Saturday, January 19, 2013

'Anonymous' is Wrong; Try Again?


The ‘Invisible Hand’ is an economic concept developed by economist Adam Smith to explain the natural regulation of a free market that comes about when individuals are left to pursue their own self-interests."
Posted by ‘anonymous’ on “Raising the Invisible HandHERE
Comment
It was not a “concept” developed by Adam Smith (nor was he an “economist”); it did not explain the “natural regulation of a free-market”, and nor was it “about when individuals are left to pursue their own self-interests”.
It was a metaphor, popular in the 17th-18th centuries, used twice only by Adam Smith, and applied in the first case in Moral Sentiments to “a proud and unfeeling landlord”, not likely to be found in a ‘free market”, and in the second case in Wealth of Nations it applied to some, but not all, merchants in the highly regulated UK mercantile economy discussed by Adam Smith for being specifically dominated by legislation ensuring far from “free market” conditions.
So where does “anonymous” get these wrong-headed ideas from?

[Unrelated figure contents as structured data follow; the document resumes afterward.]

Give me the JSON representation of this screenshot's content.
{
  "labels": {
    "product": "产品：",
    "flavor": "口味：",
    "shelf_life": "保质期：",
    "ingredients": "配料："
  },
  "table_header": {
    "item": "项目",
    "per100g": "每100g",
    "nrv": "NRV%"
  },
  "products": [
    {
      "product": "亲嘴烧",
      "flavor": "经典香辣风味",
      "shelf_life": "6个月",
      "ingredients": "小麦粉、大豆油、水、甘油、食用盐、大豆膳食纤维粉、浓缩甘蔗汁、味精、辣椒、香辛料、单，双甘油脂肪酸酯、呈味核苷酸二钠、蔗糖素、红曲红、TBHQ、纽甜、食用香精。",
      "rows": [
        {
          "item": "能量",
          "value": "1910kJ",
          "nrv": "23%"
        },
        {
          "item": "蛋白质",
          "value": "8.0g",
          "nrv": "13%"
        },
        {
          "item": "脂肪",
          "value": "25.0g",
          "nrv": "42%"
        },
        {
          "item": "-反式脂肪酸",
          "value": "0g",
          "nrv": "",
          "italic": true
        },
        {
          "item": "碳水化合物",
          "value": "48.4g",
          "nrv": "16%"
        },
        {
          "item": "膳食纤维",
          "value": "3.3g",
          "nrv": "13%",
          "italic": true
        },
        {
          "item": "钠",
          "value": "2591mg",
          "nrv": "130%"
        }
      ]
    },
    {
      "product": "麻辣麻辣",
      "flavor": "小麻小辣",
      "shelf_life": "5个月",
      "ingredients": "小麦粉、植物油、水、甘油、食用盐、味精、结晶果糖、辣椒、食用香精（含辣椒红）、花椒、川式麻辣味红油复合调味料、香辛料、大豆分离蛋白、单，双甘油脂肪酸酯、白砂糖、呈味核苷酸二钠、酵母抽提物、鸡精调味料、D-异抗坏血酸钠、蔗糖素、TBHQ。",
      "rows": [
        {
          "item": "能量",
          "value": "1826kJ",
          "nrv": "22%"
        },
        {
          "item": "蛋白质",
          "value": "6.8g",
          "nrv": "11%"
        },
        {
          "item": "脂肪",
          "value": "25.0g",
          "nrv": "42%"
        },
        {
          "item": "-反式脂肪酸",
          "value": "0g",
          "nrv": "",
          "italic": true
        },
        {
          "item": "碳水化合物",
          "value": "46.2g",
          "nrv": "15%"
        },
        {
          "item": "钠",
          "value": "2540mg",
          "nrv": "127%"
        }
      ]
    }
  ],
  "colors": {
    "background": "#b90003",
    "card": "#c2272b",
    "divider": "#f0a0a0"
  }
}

Smith’s writing on self-interest does not conform to the Maximum Utility models of neoclassical economics.  Smith notes scores of cases where individuals pursuing their self-interests undermine the self-interests of others. In fact, Smith’s ideas on the “pursuit” of self-interests are quite the opposite of the views asserted in “Raising the Invisible Hand” at the head of the above statement. 
[I have no views on the politics expressed by "anonymous", as I only comment on political views expressed in the country or about the country where I vote, i.e., Scotland.]